Thursday, March 22, 2012

Chaos and order.



As I have mentioned, I am reading George Dyson's new opus "Turing's Cathedral: The Origins of the Digital Universe." It's a good book if you like reading about geniuses and machines that have fundamentally changed the world. At times, Dyson is over my head and I feel I need a degree in computer science to comprehend him. But it's no different really than reading a Russian novel and keeping all your Ivanoviches straight.

Last night I came upon a bit that really set my wheels turning. It was a statement by Turing and an associate of his, Jack Good. Something they realized when they were working together breaking German codes at Bletchley Park.

Here's the line: "Random search can be more effective than non-random search."

This statement, of course, is anti-podal to the way we expect the world to work. We look for answers--in life and in advertising--in a linear way. We Google, we research methodically, we create under the strictures of timesheets and allocation martinets.

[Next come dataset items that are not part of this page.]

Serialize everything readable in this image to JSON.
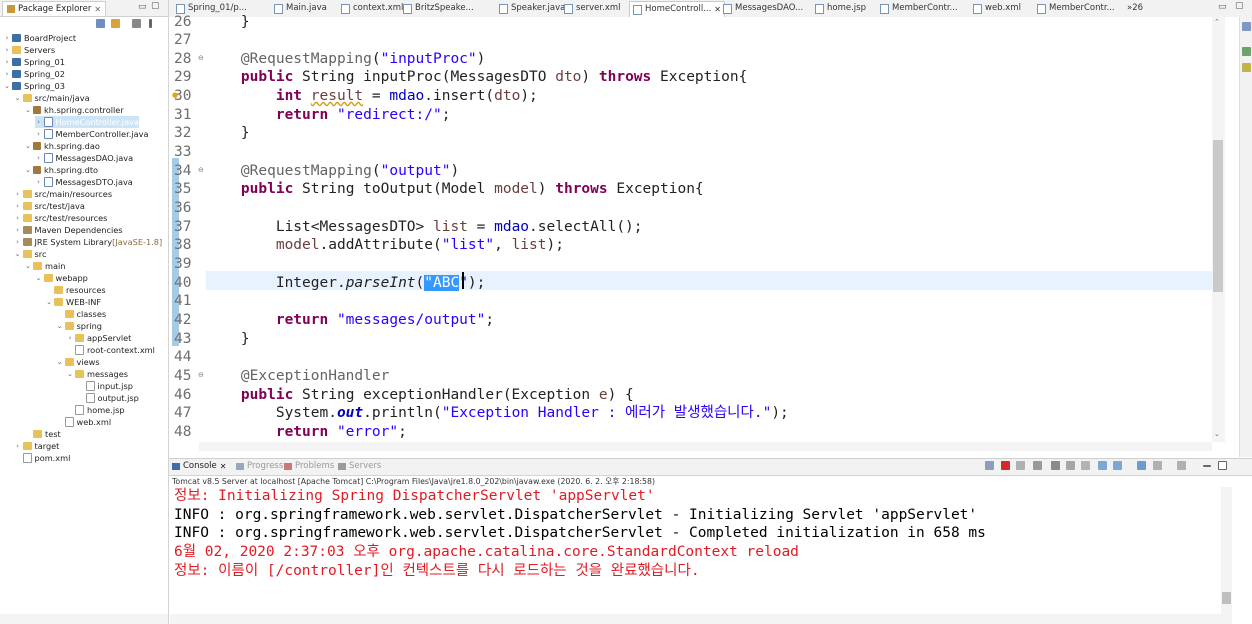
{
  "package_explorer": {
    "title": "Package Explorer",
    "tree": [
      {
        "label": "BoardProject",
        "depth": 0,
        "icon": "project",
        "toggle": "collapsed"
      },
      {
        "label": "Servers",
        "depth": 0,
        "icon": "folder",
        "toggle": "collapsed"
      },
      {
        "label": "Spring_01",
        "depth": 0,
        "icon": "project",
        "toggle": "collapsed"
      },
      {
        "label": "Spring_02",
        "depth": 0,
        "icon": "project",
        "toggle": "collapsed"
      },
      {
        "label": "Spring_03",
        "depth": 0,
        "icon": "project",
        "toggle": "expanded"
      },
      {
        "label": "src/main/java",
        "depth": 1,
        "icon": "folder",
        "toggle": "expanded"
      },
      {
        "label": "kh.spring.controller",
        "depth": 2,
        "icon": "package",
        "toggle": "expanded"
      },
      {
        "label": "HomeController.java",
        "depth": 3,
        "icon": "java",
        "toggle": "collapsed",
        "selected": true
      },
      {
        "label": "MemberController.java",
        "depth": 3,
        "icon": "java",
        "toggle": "collapsed"
      },
      {
        "label": "kh.spring.dao",
        "depth": 2,
        "icon": "package",
        "toggle": "expanded"
      },
      {
        "label": "MessagesDAO.java",
        "depth": 3,
        "icon": "java",
        "toggle": "collapsed"
      },
      {
        "label": "kh.spring.dto",
        "depth": 2,
        "icon": "package",
        "toggle": "expanded"
      },
      {
        "label": "MessagesDTO.java",
        "depth": 3,
        "icon": "java",
        "toggle": "collapsed"
      },
      {
        "label": "src/main/resources",
        "depth": 1,
        "icon": "folder",
        "toggle": "collapsed"
      },
      {
        "label": "src/test/java",
        "depth": 1,
        "icon": "folder",
        "toggle": "collapsed"
      },
      {
        "label": "src/test/resources",
        "depth": 1,
        "icon": "folder",
        "toggle": "collapsed"
      },
      {
        "label": "Maven Dependencies",
        "depth": 1,
        "icon": "library",
        "toggle": "collapsed"
      },
      {
        "label": "JRE System Library",
        "suffix": " [JavaSE-1.8]",
        "depth": 1,
        "icon": "library",
        "toggle": "collapsed"
      },
      {
        "label": "src",
        "depth": 1,
        "icon": "folder",
        "toggle": "expanded"
      },
      {
        "label": "main",
        "depth": 2,
        "icon": "folder",
        "toggle": "expanded"
      },
      {
        "label": "webapp",
        "depth": 3,
        "icon": "folder",
        "toggle": "expanded"
      },
      {
        "label": "resources",
        "depth": 4,
        "icon": "folder",
        "toggle": "none"
      },
      {
        "label": "WEB-INF",
        "depth": 4,
        "icon": "folder",
        "toggle": "expanded"
      },
      {
        "label": "classes",
        "depth": 5,
        "icon": "folder",
        "toggle": "none"
      },
      {
        "label": "spring",
        "depth": 5,
        "icon": "folder",
        "toggle": "expanded"
      },
      {
        "label": "appServlet",
        "depth": 6,
        "icon": "folder",
        "toggle": "collapsed"
      },
      {
        "label": "root-context.xml",
        "depth": 6,
        "icon": "file",
        "toggle": "none"
      },
      {
        "label": "views",
        "depth": 5,
        "icon": "folder",
        "toggle": "expanded"
      },
      {
        "label": "messages",
        "depth": 6,
        "icon": "folder",
        "toggle": "expanded"
      },
      {
        "label": "input.jsp",
        "depth": 7,
        "icon": "file",
        "toggle": "none"
      },
      {
        "label": "output.jsp",
        "depth": 7,
        "icon": "file",
        "toggle": "none"
      },
      {
        "label": "home.jsp",
        "depth": 6,
        "icon": "file",
        "toggle": "none"
      },
      {
        "label": "web.xml",
        "depth": 5,
        "icon": "file",
        "toggle": "none"
      },
      {
        "label": "test",
        "depth": 2,
        "icon": "folder",
        "toggle": "none"
      },
      {
        "label": "target",
        "depth": 1,
        "icon": "folder",
        "toggle": "collapsed"
      },
      {
        "label": "pom.xml",
        "depth": 1,
        "icon": "file",
        "toggle": "none"
      }
    ]
  },
  "editor_tabs": [
    {
      "label": "Spring_01/p..."
    },
    {
      "label": "Main.java"
    },
    {
      "label": "context.xml"
    },
    {
      "label": "BritzSpeake..."
    },
    {
      "label": "Speaker.java"
    },
    {
      "label": "server.xml"
    },
    {
      "label": "HomeControll...",
      "active": true
    },
    {
      "label": "MessagesDAO..."
    },
    {
      "label": "home.jsp"
    },
    {
      "label": "MemberContr..."
    },
    {
      "label": "web.xml"
    },
    {
      "label": "MemberContr..."
    },
    {
      "label": "»26"
    }
  ],
  "editor": {
    "lines": [
      {
        "n": "26",
        "tokens": [
          [
            "t",
            "    }"
          ]
        ]
      },
      {
        "n": "27",
        "tokens": []
      },
      {
        "n": "28",
        "fold": true,
        "tokens": [
          [
            "ann",
            "    @RequestMapping"
          ],
          [
            "t",
            "("
          ],
          [
            "str",
            "\"inputProc\""
          ],
          [
            "t",
            ")"
          ]
        ]
      },
      {
        "n": "29",
        "tokens": [
          [
            "kw",
            "    public"
          ],
          [
            "t",
            " String inputProc(MessagesDTO "
          ],
          [
            "var",
            "dto"
          ],
          [
            "t",
            ") "
          ],
          [
            "kw",
            "throws"
          ],
          [
            "t",
            " Exception{"
          ]
        ]
      },
      {
        "n": "30",
        "warn": true,
        "tokens": [
          [
            "kw",
            "        int"
          ],
          [
            "t",
            " "
          ],
          [
            "var",
            "result"
          ],
          [
            "t",
            " = "
          ],
          [
            "fld",
            "mdao"
          ],
          [
            "t",
            ".insert("
          ],
          [
            "var",
            "dto"
          ],
          [
            "t",
            ");"
          ]
        ]
      },
      {
        "n": "31",
        "tokens": [
          [
            "kw",
            "        return"
          ],
          [
            "t",
            " "
          ],
          [
            "str",
            "\"redirect:/\""
          ],
          [
            "t",
            ";"
          ]
        ]
      },
      {
        "n": "32",
        "tokens": [
          [
            "t",
            "    }"
          ]
        ]
      },
      {
        "n": "33",
        "tokens": []
      },
      {
        "n": "34",
        "fold": true,
        "tokens": [
          [
            "ann",
            "    @RequestMapping"
          ],
          [
            "t",
            "("
          ],
          [
            "str",
            "\"output\""
          ],
          [
            "t",
            ")"
          ]
        ]
      },
      {
        "n": "35",
        "tokens": [
          [
            "kw",
            "    public"
          ],
          [
            "t",
            " String toOutput(Model "
          ],
          [
            "var",
            "model"
          ],
          [
            "t",
            ") "
          ],
          [
            "kw",
            "throws"
          ],
          [
            "t",
            " Exception{"
          ]
        ]
      },
      {
        "n": "36",
        "tokens": []
      },
      {
        "n": "37",
        "tokens": [
          [
            "t",
            "        List<MessagesDTO> "
          ],
          [
            "var",
            "list"
          ],
          [
            "t",
            " = "
          ],
          [
            "fld",
            "mdao"
          ],
          [
            "t",
            ".selectAll();"
          ]
        ]
      },
      {
        "n": "38",
        "tokens": [
          [
            "t",
            "        "
          ],
          [
            "var",
            "model"
          ],
          [
            "t",
            ".addAttribute("
          ],
          [
            "str",
            "\"list\""
          ],
          [
            "t",
            ", "
          ],
          [
            "var",
            "list"
          ],
          [
            "t",
            ");"
          ]
        ]
      },
      {
        "n": "39",
        "tokens": []
      },
      {
        "n": "40",
        "current": true,
        "tokens": [
          [
            "t",
            "        Integer."
          ],
          [
            "it",
            "parseInt"
          ],
          [
            "t",
            "("
          ],
          [
            "sel",
            "\"ABC"
          ],
          [
            "str",
            "\""
          ],
          [
            "t",
            ");"
          ]
        ]
      },
      {
        "n": "41",
        "tokens": []
      },
      {
        "n": "42",
        "tokens": [
          [
            "kw",
            "        return"
          ],
          [
            "t",
            " "
          ],
          [
            "str",
            "\"messages/output\""
          ],
          [
            "t",
            ";"
          ]
        ]
      },
      {
        "n": "43",
        "tokens": [
          [
            "t",
            "    }"
          ]
        ]
      },
      {
        "n": "44",
        "tokens": []
      },
      {
        "n": "45",
        "fold": true,
        "tokens": [
          [
            "ann",
            "    @ExceptionHandler"
          ]
        ]
      },
      {
        "n": "46",
        "tokens": [
          [
            "kw",
            "    public"
          ],
          [
            "t",
            " String exceptionHandler(Exception "
          ],
          [
            "var",
            "e"
          ],
          [
            "t",
            ") {"
          ]
        ]
      },
      {
        "n": "47",
        "tokens": [
          [
            "t",
            "        System."
          ],
          [
            "fldit",
            "out"
          ],
          [
            "t",
            ".println("
          ],
          [
            "str",
            "\"Exception Handler : 에러가 발생했습니다.\""
          ],
          [
            "t",
            ");"
          ]
        ]
      },
      {
        "n": "48",
        "tokens": [
          [
            "kw",
            "        return"
          ],
          [
            "t",
            " "
          ],
          [
            "str",
            "\"error\""
          ],
          [
            "t",
            ";"
          ]
        ]
      }
    ]
  },
  "console": {
    "tabs": [
      {
        "label": "Console",
        "active": true
      },
      {
        "label": "Progress"
      },
      {
        "label": "Problems"
      },
      {
        "label": "Servers"
      }
    ],
    "description": "Tomcat v8.5 Server at localhost [Apache Tomcat] C:\\Program Files\\Java\\jre1.8.0_202\\bin\\javaw.exe (2020. 6. 2. 오후 2:18:58)",
    "lines": [
      {
        "style": "err",
        "text": "정보: Initializing Spring DispatcherServlet 'appServlet'"
      },
      {
        "style": "out",
        "text": "INFO : org.springframework.web.servlet.DispatcherServlet - Initializing Servlet 'appServlet'"
      },
      {
        "style": "out",
        "text": "INFO : org.springframework.web.servlet.DispatcherServlet - Completed initialization in 658 ms"
      },
      {
        "style": "err",
        "text": "6월 02, 2020 2:37:03 오후 org.apache.catalina.core.StandardContext reload"
      },
      {
        "style": "err",
        "text": "정보: 이름이 [/controller]인 컨텍스트를 다시 로드하는 것을 완료했습니다."
      }
    ]
  },
  "colors": {
    "keyword": "#7f0055",
    "string": "#2a00ff",
    "annotation": "#646464",
    "field": "#0000c0",
    "stderr": "#e01b24",
    "selection": "#3399ff"
  }
}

As anyone with a messy closet, desk or unorganized set of bookshelves will tell you, searching--finding things is about getting lost. It's about finding a thread and pulling it until something interesting comes along for the ride.

Creativity, I think, is discovery, not mapping. It's turning blind alleys and dead ends into clear sailing and big sky.

I think it's more like Jackson Pollack (Jack the Dripper) than paint-by-numbers.

In other words more random than ordered.